Les modules ludiques ont les faveurs de la gente féminine, qui apprécie ceux combinant utilité, logique et simplicité. Une approche qui les rend sensibles au concept des jeux sérieux.

Si le public des jeux vidéos et en ligne reste encore majoritairement masculin, les femmes sont de plus en plus nombreuses à s'y intéresser : selon une chercheuse de l'université de Ghent, en Belgique, ces dernières s'y consacrent désormais en moyenne huit heures par semaine, contre dix sept pour les hommes. Devenant ainsi une cible à ne pas négliger pour les professionnels du secteur. Notamment pour les concepteurs de jeux sérieux, qui doivent trouver les moyens de séduire une partie de la population jusqu'ici peu touchée par ce type de support. Une tâche qui ne devrait pas être trop difficile, si l'on en croit Julian Alvarez, consultant en TIC et spécialiste des Serious Games. "Quand on associe au jeu une dimension d'utilité, comme par exemple l'apprentissage, les femmes culpabilisent moins d'accorder de leurs temps à ce qui reste 'un jeu'", explique-t-il à L'Atelier.
Des attentes différentes selon les genres
Et d'ajouter : "les femmes ont d'ailleurs tendance à mieux appréhender les 'serious game' que les hommes". Un concept de jeu qui correspond davantage à leurs attentes. Pourquoi ? Parce que pour elles, les modules ludiques doivent être logiques et simples d'utilisation. Le tout dans l'optique de résoudre un problème ou une énigme. Jeu qui doit être accompagné de règles claires et de défis réalisables. D'ailleurs, "elles consultent les notices, contrairement aux hommes", poursuit Julian Alvarez. Ces derniers aimant plus la concurrence, la compétition, atteindre un objectif et obtenir une notion de satisfaction quant aux progrès réalisés, explique la chercheuse. Tandis que les femmes s'attardent davantage à regarder le côté esthétique et agréable du jeu, sans être pour autant systématiquement rebutées par la violence.
Laisser une plus grande place aux conceptrices de jeu
Reste que prendre ces facteurs en compte ne doit pas orienter les concepteurs vers le déploiement de versions différentes en fonction du sexe du participant.
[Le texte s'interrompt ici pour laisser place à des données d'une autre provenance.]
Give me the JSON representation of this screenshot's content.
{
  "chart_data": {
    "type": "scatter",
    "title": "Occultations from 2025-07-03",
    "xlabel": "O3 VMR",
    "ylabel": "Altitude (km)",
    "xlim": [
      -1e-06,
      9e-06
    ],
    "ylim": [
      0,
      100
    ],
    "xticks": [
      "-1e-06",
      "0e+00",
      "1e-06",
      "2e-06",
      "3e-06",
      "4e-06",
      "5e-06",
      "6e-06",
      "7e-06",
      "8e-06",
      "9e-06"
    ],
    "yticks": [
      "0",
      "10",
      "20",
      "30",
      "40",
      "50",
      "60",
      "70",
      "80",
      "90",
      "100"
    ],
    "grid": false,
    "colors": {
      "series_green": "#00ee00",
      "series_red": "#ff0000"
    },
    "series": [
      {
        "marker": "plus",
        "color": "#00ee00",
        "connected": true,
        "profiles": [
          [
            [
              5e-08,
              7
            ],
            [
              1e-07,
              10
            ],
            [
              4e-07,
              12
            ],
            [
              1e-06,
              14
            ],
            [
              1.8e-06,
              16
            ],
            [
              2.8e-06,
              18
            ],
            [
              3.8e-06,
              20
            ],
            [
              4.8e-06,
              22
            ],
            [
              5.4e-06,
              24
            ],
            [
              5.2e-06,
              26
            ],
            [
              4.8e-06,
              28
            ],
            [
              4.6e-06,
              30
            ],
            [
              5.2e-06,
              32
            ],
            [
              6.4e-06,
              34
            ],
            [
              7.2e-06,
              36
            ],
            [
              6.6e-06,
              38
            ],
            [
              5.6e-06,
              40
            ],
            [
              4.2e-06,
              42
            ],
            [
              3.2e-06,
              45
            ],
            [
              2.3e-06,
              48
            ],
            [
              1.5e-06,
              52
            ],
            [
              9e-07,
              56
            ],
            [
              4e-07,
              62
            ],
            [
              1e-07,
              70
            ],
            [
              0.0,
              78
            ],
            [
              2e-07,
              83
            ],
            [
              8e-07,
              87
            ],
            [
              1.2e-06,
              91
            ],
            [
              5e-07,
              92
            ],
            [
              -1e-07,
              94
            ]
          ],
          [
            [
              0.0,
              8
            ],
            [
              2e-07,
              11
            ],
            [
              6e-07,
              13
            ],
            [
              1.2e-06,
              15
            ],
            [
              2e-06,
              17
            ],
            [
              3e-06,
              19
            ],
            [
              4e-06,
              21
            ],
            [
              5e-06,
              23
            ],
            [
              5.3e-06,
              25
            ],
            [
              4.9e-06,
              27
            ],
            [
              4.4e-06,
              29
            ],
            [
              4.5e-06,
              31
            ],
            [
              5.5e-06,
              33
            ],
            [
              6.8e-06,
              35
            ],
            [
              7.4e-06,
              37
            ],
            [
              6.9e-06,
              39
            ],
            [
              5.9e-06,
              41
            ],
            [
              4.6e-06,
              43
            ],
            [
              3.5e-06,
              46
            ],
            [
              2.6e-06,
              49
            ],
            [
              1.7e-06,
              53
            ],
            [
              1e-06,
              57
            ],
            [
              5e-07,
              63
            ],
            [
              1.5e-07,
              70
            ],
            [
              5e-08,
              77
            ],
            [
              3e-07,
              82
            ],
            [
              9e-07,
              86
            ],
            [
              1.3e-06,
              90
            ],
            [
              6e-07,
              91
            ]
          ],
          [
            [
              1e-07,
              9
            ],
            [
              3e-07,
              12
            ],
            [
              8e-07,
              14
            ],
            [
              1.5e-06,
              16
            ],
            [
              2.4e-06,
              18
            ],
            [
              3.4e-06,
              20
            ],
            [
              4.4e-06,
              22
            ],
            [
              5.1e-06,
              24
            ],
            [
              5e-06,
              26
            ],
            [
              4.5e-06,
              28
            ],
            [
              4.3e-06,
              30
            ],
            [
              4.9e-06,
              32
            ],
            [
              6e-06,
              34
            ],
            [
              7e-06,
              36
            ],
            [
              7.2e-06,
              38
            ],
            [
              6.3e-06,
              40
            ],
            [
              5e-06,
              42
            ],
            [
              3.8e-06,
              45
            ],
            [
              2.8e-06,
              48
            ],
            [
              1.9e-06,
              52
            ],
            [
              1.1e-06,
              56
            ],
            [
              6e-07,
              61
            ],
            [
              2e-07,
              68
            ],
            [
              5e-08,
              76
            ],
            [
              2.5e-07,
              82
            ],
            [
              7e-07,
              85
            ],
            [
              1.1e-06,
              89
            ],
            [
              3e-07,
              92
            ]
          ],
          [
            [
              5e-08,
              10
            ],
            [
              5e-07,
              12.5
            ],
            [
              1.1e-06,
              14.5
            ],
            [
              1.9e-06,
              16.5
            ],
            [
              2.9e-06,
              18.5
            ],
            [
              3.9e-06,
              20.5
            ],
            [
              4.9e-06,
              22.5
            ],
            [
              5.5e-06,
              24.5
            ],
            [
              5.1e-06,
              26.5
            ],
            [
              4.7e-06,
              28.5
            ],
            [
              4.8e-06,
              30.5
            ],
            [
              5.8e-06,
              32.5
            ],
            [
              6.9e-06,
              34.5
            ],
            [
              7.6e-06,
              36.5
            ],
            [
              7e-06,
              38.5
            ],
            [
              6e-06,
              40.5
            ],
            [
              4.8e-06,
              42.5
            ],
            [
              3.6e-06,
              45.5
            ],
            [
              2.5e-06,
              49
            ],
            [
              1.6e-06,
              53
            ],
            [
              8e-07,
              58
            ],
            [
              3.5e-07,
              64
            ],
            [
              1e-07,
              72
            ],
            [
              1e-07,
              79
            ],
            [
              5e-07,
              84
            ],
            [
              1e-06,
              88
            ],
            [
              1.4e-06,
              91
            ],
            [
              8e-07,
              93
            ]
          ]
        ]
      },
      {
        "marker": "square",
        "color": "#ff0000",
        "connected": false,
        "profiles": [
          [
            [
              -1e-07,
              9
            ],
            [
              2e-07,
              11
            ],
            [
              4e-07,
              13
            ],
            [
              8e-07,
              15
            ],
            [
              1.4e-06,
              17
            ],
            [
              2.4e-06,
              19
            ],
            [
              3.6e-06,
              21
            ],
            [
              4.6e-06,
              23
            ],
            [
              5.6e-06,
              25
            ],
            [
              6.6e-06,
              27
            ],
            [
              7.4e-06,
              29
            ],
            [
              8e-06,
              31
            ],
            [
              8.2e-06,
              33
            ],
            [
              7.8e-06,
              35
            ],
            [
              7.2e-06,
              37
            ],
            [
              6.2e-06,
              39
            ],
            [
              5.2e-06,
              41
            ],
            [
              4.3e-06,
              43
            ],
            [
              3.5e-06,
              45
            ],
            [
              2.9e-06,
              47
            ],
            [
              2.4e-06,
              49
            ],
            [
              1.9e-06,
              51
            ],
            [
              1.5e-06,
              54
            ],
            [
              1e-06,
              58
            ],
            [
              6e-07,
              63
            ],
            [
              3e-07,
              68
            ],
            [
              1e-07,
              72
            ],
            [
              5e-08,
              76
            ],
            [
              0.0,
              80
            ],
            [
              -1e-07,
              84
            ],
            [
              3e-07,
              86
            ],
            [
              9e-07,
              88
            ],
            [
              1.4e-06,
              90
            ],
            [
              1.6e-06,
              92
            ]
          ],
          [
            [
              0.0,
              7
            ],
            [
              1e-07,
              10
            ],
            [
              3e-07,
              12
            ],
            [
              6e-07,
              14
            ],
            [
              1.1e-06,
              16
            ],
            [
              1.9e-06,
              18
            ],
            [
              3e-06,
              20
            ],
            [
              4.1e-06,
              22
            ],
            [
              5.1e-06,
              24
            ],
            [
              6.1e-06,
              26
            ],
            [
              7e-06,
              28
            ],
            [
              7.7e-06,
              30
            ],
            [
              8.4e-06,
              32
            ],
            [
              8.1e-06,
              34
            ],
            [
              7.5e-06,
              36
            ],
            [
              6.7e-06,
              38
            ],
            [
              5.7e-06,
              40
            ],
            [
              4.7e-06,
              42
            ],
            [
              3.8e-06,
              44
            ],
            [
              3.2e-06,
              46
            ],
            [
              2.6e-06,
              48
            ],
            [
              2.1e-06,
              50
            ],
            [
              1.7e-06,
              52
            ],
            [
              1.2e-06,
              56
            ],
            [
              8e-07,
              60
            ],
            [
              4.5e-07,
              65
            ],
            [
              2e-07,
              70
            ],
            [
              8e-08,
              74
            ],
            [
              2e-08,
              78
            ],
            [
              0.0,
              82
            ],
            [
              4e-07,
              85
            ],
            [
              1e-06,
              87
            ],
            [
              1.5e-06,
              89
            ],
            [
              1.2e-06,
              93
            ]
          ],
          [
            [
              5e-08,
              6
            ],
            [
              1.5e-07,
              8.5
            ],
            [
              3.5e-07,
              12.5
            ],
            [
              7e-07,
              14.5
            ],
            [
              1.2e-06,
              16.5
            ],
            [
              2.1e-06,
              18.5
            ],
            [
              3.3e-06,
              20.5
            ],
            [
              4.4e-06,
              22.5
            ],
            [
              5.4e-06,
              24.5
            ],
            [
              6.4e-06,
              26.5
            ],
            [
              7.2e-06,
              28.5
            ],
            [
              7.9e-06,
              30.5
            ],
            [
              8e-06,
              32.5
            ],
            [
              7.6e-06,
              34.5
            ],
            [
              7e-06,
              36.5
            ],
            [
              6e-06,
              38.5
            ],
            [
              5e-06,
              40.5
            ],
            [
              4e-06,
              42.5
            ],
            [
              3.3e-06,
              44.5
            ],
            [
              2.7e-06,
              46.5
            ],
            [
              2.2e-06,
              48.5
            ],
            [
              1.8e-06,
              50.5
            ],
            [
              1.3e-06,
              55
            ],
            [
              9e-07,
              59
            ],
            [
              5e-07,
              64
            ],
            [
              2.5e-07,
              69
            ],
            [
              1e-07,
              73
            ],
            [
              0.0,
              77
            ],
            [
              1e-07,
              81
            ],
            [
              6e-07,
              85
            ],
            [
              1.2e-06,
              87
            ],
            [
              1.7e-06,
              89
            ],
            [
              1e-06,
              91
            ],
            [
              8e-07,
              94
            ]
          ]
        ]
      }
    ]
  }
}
Julian Alvarez préfère parler de tendance, et prône "un accord entre les genres, en privilégiant la coopération et le dialogue entre eux". Même s'il reconnaît que la sensibilité ergonomique d'une femme lorsqu'elle joue nécessite une vision féminine. En ce sens, il est nécessaire selon lui de mixer les équipes de concepteurs et de laisser une plus grande place aux games designers féminines. Un avis partagé par la chercheuse, qui précise dans son étude que " les jeux sont encore mal adaptés aux femmes ". A noter que l'étude a été réalisée auprès d'un millier de femmes.